Lodging the revised plans in July last year, the applicant said the park would create more than 50 jobs and safeguard the existing seven at the club.

Despite the reduction in scale, planning officers said the development would have a detrimental impact on the surrounding landscape and nearby historic buildings and sites, including the non-designated Henlle Hall Park, the Grade II listed Henlle Hall and the setting of nearby scheduled sections of Wat’s Dyke.

The decision report said: “It is considered that the economic benefits of providing the holiday complex on part of the established golf course do not outweigh the harm that would be caused to designated and non-designated heritage assets and to the countryside as a whole due to the proliferation of self-contained holiday accommodation in the immediate area.

“The proposal scheme also now proposes to restrict the use of the golf course to only those that are staying, [which] would remove this facility.

“It is recognised that the site already has a leisure use by virtue of being a golf course.

“However, this is a low intensity use with very little in terms of visual and environmental impact other than the ongoing maintenance of the course, and consequently very little impact on the appearance of the landscape.

“In contrast the creation of a holiday park with 90 lodges has a much greater impact visually.”

And a golf club in Cornwall has been refused permission to build eight homes which it stated was needed to secure its future.

Bowood Park Hotel and Golf Club had applied to Cornwall Council for outline planning permission to build the homes on land next to the club.

However, the application was refused permission.

John Hughes, speaking on behalf of the applicant, told councillors that, like many golf clubs and similar leisure businesses, they had been impacted by Covid-19.

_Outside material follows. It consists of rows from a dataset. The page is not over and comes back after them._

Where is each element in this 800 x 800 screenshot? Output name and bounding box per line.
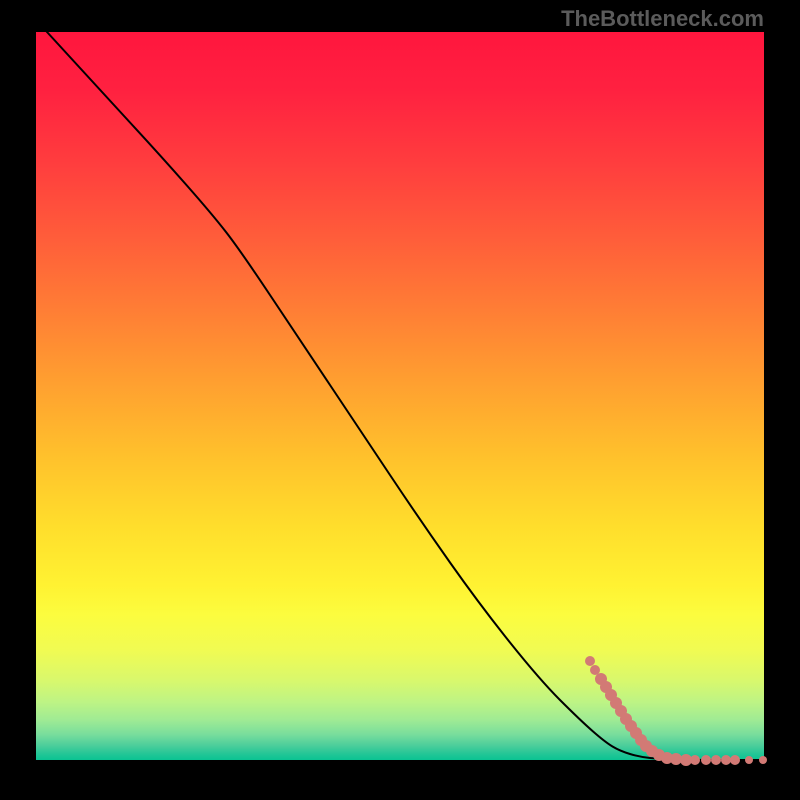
data-marker	[590, 665, 600, 675]
data-marker	[690, 755, 700, 765]
data-marker	[730, 755, 740, 765]
watermark-text: TheBottleneck.com	[561, 6, 764, 32]
data-marker	[711, 755, 721, 765]
data-marker	[721, 755, 731, 765]
data-marker	[745, 756, 753, 764]
data-marker	[759, 756, 767, 764]
data-marker	[701, 755, 711, 765]
data-marker	[585, 656, 595, 666]
chart-background	[36, 32, 764, 760]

He said there was a need to look “outside the day-to-day business to get income” for the club and said that building the homes would help to do that.

He said that Bowood Park wanted to be a year-round venue and claimed that, if approved, the new homes would help to protect full and part-time jobs at the site.

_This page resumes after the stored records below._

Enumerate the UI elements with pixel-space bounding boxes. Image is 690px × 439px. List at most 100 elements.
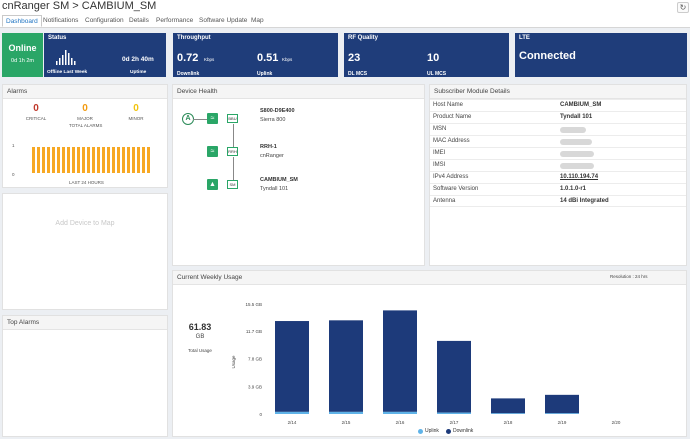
detail-row-imei: IMEI [430, 147, 686, 159]
alarms-title: Alarms [3, 85, 167, 99]
offline-signal-icon [56, 50, 76, 65]
downlink-label: Downlink [177, 71, 200, 77]
uplink-label: Uplink [257, 71, 273, 77]
top-alarms-panel: Top Alarms [2, 315, 168, 437]
x-tick-label: 2/20 [612, 420, 621, 425]
ipv4-link[interactable]: 10.110.194.74 [560, 174, 599, 180]
detail-row-ipv4: IPv4 Address 10.110.194.74 [430, 171, 686, 183]
alarm-hour-bar [87, 147, 90, 173]
alarm-hour-bar [102, 147, 105, 173]
ul-mcs-value: 10 [427, 52, 440, 64]
rrh-name: RRH-1 [260, 144, 277, 150]
sm-name: CAMBIUM_SM [260, 177, 298, 183]
antenna-link [193, 119, 209, 120]
alarm-hour-bar [52, 147, 55, 173]
y-tick-label: 11.7 GB [246, 329, 262, 334]
uplink-unit: Kbps [282, 57, 293, 62]
online-since: 0d 1h 2m [11, 58, 34, 64]
rf-quality-title: RF Quality [348, 35, 379, 41]
y-tick-label: 15.5 GB [245, 302, 262, 307]
uptime-label: Uptime [130, 70, 147, 75]
map-panel[interactable]: Add Device to Map [2, 193, 168, 310]
dl-mcs-value: 23 [348, 52, 361, 64]
rrh-box[interactable]: RRH [227, 147, 238, 156]
tab-notifications[interactable]: Notifications [43, 17, 79, 24]
total-usage-value: 61.83 [188, 322, 212, 332]
total-alarms-label: TOTAL ALARMS [69, 123, 103, 128]
bbu-model: Sierra 800 [260, 117, 286, 123]
redacted-value [560, 163, 594, 169]
tab-details[interactable]: Details [129, 17, 149, 24]
bbu-wifi-icon: ≈ [207, 113, 218, 124]
status-tile: Status Offline Last Week 0d 2h 40m Uptim… [44, 33, 166, 77]
rf-quality-tile: RF Quality 23 DL MCS 10 UL MCS [344, 33, 509, 77]
tab-dashboard[interactable]: Dashboard [2, 15, 42, 27]
detail-row-software: Software Version 1.0.1.0-r1 [430, 183, 686, 195]
downlink-bar[interactable] [383, 310, 417, 412]
tab-performance[interactable]: Performance [156, 17, 194, 24]
alarm-hour-bar [82, 147, 85, 173]
refresh-button[interactable]: ↻ [677, 2, 689, 13]
downlink-value: 0.72 [177, 52, 199, 64]
detail-key: IPv4 Address [433, 174, 469, 180]
uplink-bar[interactable] [545, 413, 579, 414]
alarm-hour-bar [67, 147, 70, 173]
detail-row-imsi: IMSI [430, 159, 686, 171]
uplink-bar[interactable] [437, 412, 471, 414]
detail-key: Product Name [433, 114, 472, 120]
uplink-bar[interactable] [275, 411, 309, 414]
sm-subscriber-icon: ▲ [207, 179, 218, 190]
downlink-bar[interactable] [275, 321, 309, 412]
tab-bar: Dashboard Notifications Configuration De… [0, 14, 690, 28]
throughput-title: Throughput [177, 35, 211, 41]
legend-downlink[interactable]: Downlink [453, 428, 474, 434]
alarm-hour-bar [107, 147, 110, 173]
critical-label: CRITICAL [25, 116, 47, 121]
uplink-bar[interactable] [491, 413, 525, 414]
legend-uplink[interactable]: Uplink [425, 428, 439, 434]
subscriber-details-title: Subscriber Module Details [430, 85, 686, 99]
detail-key: MSN [433, 126, 447, 132]
bbu-box[interactable]: BBU [227, 114, 238, 123]
detail-value: 14 dBi Integrated [560, 198, 609, 204]
detail-key: Antenna [433, 198, 456, 204]
detail-row-msn: MSN [430, 123, 686, 135]
top-alarms-title: Top Alarms [3, 316, 167, 330]
offline-label: Offline Last Week [47, 70, 88, 75]
downlink-bar[interactable] [545, 394, 579, 414]
major-label: MAJOR [77, 116, 93, 121]
detail-value: CAMBIUM_SM [560, 102, 602, 108]
alarm-axis-bottom: 0 [12, 172, 15, 177]
alarm-hour-bar [42, 147, 45, 173]
alarm-hour-bar [127, 147, 130, 173]
sm-model: Tyndall 101 [260, 186, 289, 192]
downlink-bar[interactable] [329, 320, 363, 412]
x-tick-label: 2/14 [288, 420, 297, 425]
alarm-hour-bar [62, 147, 65, 173]
top-bar: cnRanger SM > CAMBIUM_SM ↻ [0, 0, 690, 14]
alarm-hour-bar [77, 147, 80, 173]
redacted-value [560, 127, 586, 133]
minor-label: MINOR [128, 116, 144, 121]
downlink-bar[interactable] [491, 398, 525, 414]
alarm-axis-top: 1 [12, 143, 15, 148]
tab-configuration[interactable]: Configuration [85, 17, 124, 24]
detail-key: Software Version [433, 186, 479, 192]
critical-count: 0 [33, 103, 39, 114]
alarm-hour-bar [72, 147, 75, 173]
downlink-bar[interactable] [437, 340, 471, 413]
lte-tile: LTE Connected [515, 33, 687, 77]
sm-box[interactable]: SM [227, 180, 238, 189]
tab-software-update[interactable]: Software Update [199, 17, 248, 24]
detail-key: IMEI [433, 150, 446, 156]
x-tick-label: 2/17 [450, 420, 459, 425]
add-device-to-map[interactable]: Add Device to Map [55, 220, 115, 227]
device-health-title: Device Health [173, 85, 424, 99]
tab-map[interactable]: Map [251, 17, 264, 24]
alarm-hour-bar [47, 147, 50, 173]
minor-count: 0 [133, 103, 139, 114]
uplink-bar[interactable] [383, 411, 417, 414]
detail-value: Tyndall 101 [560, 114, 593, 120]
uplink-bar[interactable] [329, 411, 363, 414]
lte-title: LTE [519, 35, 530, 41]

He also said the proposed homes would be single storey bungalows which could be bought by older people looking to downsize which could free up local family homes for sale.

Planning officers had recommended it should be refused for several reasons including it being in open countryside, the lack of affordable housing and a lack of evidence that it would boost biodiversity.

Last year Anwyl Homes was also refused permission to build 233 homes at Widnes Golf Club, which would have also resulted in the course being reduced in size from 18 holes to nine. A public inquiry regarding this is now taking place.

Pennant Park Golf Club in Flintshire also applied last year to add 49 caravans on land formerly used as a practice area for golfers – but this looks set to be refused.

This is not to say all plans like this are being rejected. Also in the last few days a council planning officer has recommended approval for the development of 223 homes on Reading Golf Club.